I’ve never believed in this phrase. I feel that the output of your work should always be more important than how you look in the process of completing the task. My output is the same whether I am wearing a swimsuit or a business suit. The difference is in the perception of the person evaluating my work. At the end of the day, the quality of the work is the same; however, a different value may be placed on it because I chose to wear sandals instead of closed toe shoes. As ridiculous as this may be, it is the truth and an unfortunate reality. People are constantly judged about their potential outcome based on their appearance. Dressing a certain way, conforming to a particular standard, may alleviate this. It is a shame.
Work smarter not harder.
Sometimes you just can’t. I try to make everything I do as efficient as possible (work smarter). There are certain times that you just need to grind it out to accomplish a task, regardless of how efficient you try to be. There are menial things we are asked to do in our jobs. These things typically suck, and suck the life out of you. DO them. I tell the students I supervise and advise that I would never ask them to do something I wouldn’t be willing to do myself. This means sometimes I am stuck doing filing, organizing, and other tasks that are mind numbing. They require you to work harder to push through the mundane nature of the job at hand.
Work hard, play hard(er).
I am too old for this one. I had my time in the sun with work hard, play hard. I often played harder. It was time to put this to rest as an option. I realized that playing hard became an excuse to try and create work life balance and this play hard mentality often involved alcohol as the release from the stresses of working hard. Now I just work hard, and funnel my “play” aspect into other activities that are much cheaper and healthier.

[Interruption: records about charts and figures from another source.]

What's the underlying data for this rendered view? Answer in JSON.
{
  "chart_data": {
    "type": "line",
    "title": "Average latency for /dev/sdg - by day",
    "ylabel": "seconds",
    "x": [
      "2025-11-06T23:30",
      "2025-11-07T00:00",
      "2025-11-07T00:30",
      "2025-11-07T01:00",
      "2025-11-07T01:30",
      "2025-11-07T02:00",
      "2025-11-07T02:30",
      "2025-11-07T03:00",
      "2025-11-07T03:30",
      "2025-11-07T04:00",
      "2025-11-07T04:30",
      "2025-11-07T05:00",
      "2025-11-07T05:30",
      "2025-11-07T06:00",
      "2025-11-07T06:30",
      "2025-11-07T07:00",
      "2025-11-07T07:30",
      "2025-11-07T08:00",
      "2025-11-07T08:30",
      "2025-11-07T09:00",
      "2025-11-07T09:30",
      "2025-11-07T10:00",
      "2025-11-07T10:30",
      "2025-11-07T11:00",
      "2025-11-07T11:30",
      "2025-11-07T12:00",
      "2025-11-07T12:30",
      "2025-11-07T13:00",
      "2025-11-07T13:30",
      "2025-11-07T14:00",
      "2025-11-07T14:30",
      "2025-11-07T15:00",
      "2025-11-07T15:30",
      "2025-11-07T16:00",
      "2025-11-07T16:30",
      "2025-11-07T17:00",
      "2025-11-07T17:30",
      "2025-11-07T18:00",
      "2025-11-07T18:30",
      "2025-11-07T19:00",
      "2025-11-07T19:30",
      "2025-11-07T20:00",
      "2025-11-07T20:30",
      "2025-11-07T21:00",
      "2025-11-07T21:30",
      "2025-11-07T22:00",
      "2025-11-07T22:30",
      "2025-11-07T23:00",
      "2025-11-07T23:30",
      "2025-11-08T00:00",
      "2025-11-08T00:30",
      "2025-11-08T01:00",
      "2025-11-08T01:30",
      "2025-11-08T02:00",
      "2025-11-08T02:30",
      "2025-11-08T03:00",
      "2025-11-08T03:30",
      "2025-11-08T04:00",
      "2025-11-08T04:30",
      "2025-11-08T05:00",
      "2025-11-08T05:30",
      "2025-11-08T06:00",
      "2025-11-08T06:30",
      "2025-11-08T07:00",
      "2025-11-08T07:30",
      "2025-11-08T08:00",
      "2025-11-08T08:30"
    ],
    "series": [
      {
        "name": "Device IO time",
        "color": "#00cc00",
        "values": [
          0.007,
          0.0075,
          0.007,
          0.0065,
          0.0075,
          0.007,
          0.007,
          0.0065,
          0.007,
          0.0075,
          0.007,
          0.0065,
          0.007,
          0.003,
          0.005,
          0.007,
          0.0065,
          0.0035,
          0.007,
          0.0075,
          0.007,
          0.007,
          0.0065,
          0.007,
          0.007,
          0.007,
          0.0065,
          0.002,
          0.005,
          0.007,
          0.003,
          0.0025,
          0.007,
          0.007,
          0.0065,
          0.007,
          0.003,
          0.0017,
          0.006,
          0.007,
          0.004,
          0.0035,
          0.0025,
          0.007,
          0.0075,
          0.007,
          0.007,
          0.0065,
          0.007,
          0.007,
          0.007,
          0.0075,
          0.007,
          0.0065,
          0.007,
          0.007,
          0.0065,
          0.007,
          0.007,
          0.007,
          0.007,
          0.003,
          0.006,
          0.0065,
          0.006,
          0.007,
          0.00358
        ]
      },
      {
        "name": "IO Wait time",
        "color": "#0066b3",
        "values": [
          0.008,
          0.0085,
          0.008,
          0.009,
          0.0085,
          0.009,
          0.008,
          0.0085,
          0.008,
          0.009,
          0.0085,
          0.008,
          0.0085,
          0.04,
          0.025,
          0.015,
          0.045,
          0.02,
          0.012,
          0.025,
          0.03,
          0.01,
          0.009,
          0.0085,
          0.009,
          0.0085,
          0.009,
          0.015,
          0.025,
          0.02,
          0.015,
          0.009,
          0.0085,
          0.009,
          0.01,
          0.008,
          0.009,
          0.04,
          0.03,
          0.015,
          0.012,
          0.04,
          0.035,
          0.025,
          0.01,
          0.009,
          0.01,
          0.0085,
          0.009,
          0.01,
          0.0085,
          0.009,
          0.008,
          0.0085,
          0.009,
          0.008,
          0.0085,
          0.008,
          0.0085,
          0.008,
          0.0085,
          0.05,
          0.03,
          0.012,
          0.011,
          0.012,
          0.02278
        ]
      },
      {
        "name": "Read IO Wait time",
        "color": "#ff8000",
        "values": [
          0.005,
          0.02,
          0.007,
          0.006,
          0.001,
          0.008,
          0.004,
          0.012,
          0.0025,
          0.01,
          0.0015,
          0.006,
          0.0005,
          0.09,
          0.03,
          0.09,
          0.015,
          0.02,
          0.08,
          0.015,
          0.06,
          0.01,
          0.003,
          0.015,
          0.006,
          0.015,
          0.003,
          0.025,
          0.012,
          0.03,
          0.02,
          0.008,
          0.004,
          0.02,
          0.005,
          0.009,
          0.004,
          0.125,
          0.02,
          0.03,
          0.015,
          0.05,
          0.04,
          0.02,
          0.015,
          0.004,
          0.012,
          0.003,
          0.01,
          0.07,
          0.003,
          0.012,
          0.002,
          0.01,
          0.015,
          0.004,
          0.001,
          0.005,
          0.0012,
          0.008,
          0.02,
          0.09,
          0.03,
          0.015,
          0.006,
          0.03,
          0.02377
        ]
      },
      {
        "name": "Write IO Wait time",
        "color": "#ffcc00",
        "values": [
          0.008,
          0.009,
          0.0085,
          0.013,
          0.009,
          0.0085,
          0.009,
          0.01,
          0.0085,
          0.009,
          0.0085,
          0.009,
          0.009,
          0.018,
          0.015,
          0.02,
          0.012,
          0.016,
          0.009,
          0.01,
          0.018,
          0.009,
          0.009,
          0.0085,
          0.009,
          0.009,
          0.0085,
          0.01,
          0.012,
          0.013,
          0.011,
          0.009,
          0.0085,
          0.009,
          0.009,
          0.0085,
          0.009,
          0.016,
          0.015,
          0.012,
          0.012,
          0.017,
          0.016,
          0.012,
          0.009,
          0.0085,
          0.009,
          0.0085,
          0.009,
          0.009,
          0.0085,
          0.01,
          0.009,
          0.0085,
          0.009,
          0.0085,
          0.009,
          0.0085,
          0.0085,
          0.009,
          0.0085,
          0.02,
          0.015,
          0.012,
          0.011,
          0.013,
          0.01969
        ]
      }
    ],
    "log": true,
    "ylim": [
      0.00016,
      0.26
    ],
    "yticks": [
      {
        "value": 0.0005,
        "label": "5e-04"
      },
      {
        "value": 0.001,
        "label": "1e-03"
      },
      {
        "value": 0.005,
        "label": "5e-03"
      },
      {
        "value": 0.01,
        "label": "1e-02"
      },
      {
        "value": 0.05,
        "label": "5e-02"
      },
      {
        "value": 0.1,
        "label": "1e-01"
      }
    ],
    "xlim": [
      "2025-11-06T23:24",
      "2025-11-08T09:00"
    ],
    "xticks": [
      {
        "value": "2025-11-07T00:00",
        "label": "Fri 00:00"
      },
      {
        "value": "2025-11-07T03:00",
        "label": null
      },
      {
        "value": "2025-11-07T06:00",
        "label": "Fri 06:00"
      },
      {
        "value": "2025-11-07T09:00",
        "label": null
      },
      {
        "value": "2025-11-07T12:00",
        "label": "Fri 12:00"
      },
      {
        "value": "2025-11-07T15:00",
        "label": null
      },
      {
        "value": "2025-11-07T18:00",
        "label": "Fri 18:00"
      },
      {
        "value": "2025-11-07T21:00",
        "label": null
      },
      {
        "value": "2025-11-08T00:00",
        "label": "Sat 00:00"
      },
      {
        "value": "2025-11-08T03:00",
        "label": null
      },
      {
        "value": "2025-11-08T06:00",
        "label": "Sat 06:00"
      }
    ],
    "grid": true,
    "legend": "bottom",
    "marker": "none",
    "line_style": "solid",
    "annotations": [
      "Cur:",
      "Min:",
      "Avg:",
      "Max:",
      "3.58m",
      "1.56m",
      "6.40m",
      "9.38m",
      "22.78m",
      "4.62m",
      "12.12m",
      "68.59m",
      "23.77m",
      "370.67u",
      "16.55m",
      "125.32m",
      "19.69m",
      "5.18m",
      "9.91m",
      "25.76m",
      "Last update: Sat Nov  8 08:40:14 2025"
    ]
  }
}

I prescribe to a different mantra.
Work harder than the person whose job you want to have.
Perhaps this is a stupid notion. To be honest, there are very few times in my life that I have actually received any additional benefit from doing this. Sure I may get recognized here and there for going above and beyond, but 99% of the time it is never converted to a promotion or monetary compensation. I don’t do it because I am trying to show someone up. I do it to prove that I am capable of doing the job that the person holds. As frustrating as it can be to work your ass off, create new initiatives, and feel that no one is paying attention or cares, someone does notice. It just may not always be the person you want who sees it. People will recognize the effort and the output. It is a matter of being comfortable that it may take some time.

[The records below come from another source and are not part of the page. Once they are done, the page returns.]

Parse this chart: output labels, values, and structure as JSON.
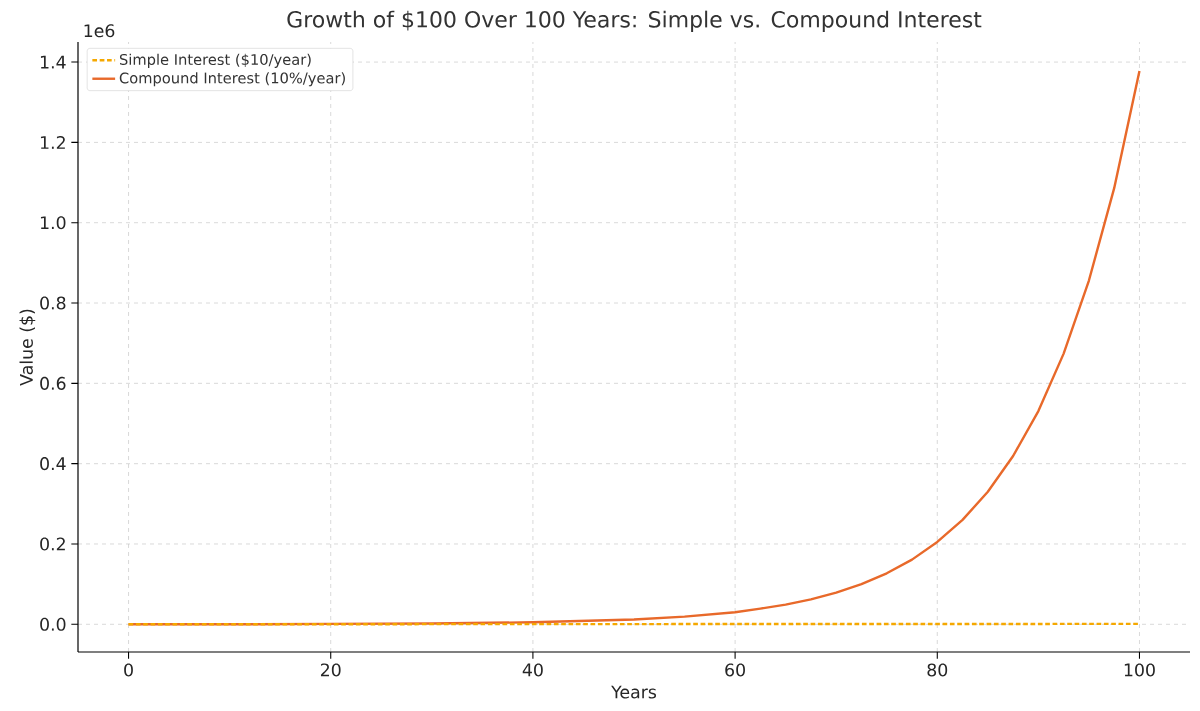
{
  "chart_data": {
    "type": "line",
    "title": "Growth of $100 Over 100 Years: Simple vs. Compound Interest",
    "xlabel": "Years",
    "ylabel": "Value ($)",
    "series": [
      {
        "name": "Simple Interest ($10/year)",
        "color": "#f5a800",
        "line_style": "dashed",
        "x": [
          0,
          100
        ],
        "values": [
          0,
          0.001
        ]
      },
      {
        "name": "Compound Interest (10%/year)",
        "color": "#e8692a",
        "line_style": "solid",
        "x": [
          0,
          10,
          20,
          30,
          40,
          50,
          55,
          60,
          62.5,
          65,
          67.5,
          70,
          72.5,
          75,
          77.5,
          80,
          82.5,
          85,
          87.5,
          90,
          92.5,
          95,
          97.5,
          100
        ],
        "values": [
          0,
          0,
          0.001,
          0.002,
          0.005,
          0.012,
          0.019,
          0.03,
          0.039,
          0.049,
          0.062,
          0.079,
          0.1,
          0.127,
          0.161,
          0.205,
          0.26,
          0.33,
          0.419,
          0.531,
          0.674,
          0.856,
          1.086,
          1.378
        ]
      }
    ],
    "xlim": [
      -5,
      105
    ],
    "ylim": [
      -0.069,
      1.45
    ],
    "xticks": [
      0,
      20,
      40,
      60,
      80,
      100
    ],
    "yticks": [
      {
        "value": 0,
        "label": "0.0"
      },
      0.2,
      0.4,
      0.6,
      0.8,
      {
        "value": 1,
        "label": "1.0"
      },
      1.2,
      1.4
    ],
    "annotations": [
      "1e6"
    ],
    "grid": true,
    "legend": "top left"
  }
}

Rewards come in different shapes and forms. Granted financial incentives are always welcomed. This isn’t always an option. It can be through a conversation with a student. A thank you note from another office. A formal letter recognizing your work with an external entity. Over time, these things do add up. It makes the time and effort worth it. Putting in those extra hours and the additional energy all of a sudden was a worthwhile endeavor.
People are watching and noticing. Soon the right people will be made aware too. At that point, you have demonstrated that you are capable to do the work at that next level. Sometimes it just takes patience on our part and the willingness to advocate for ourselves as the impetus.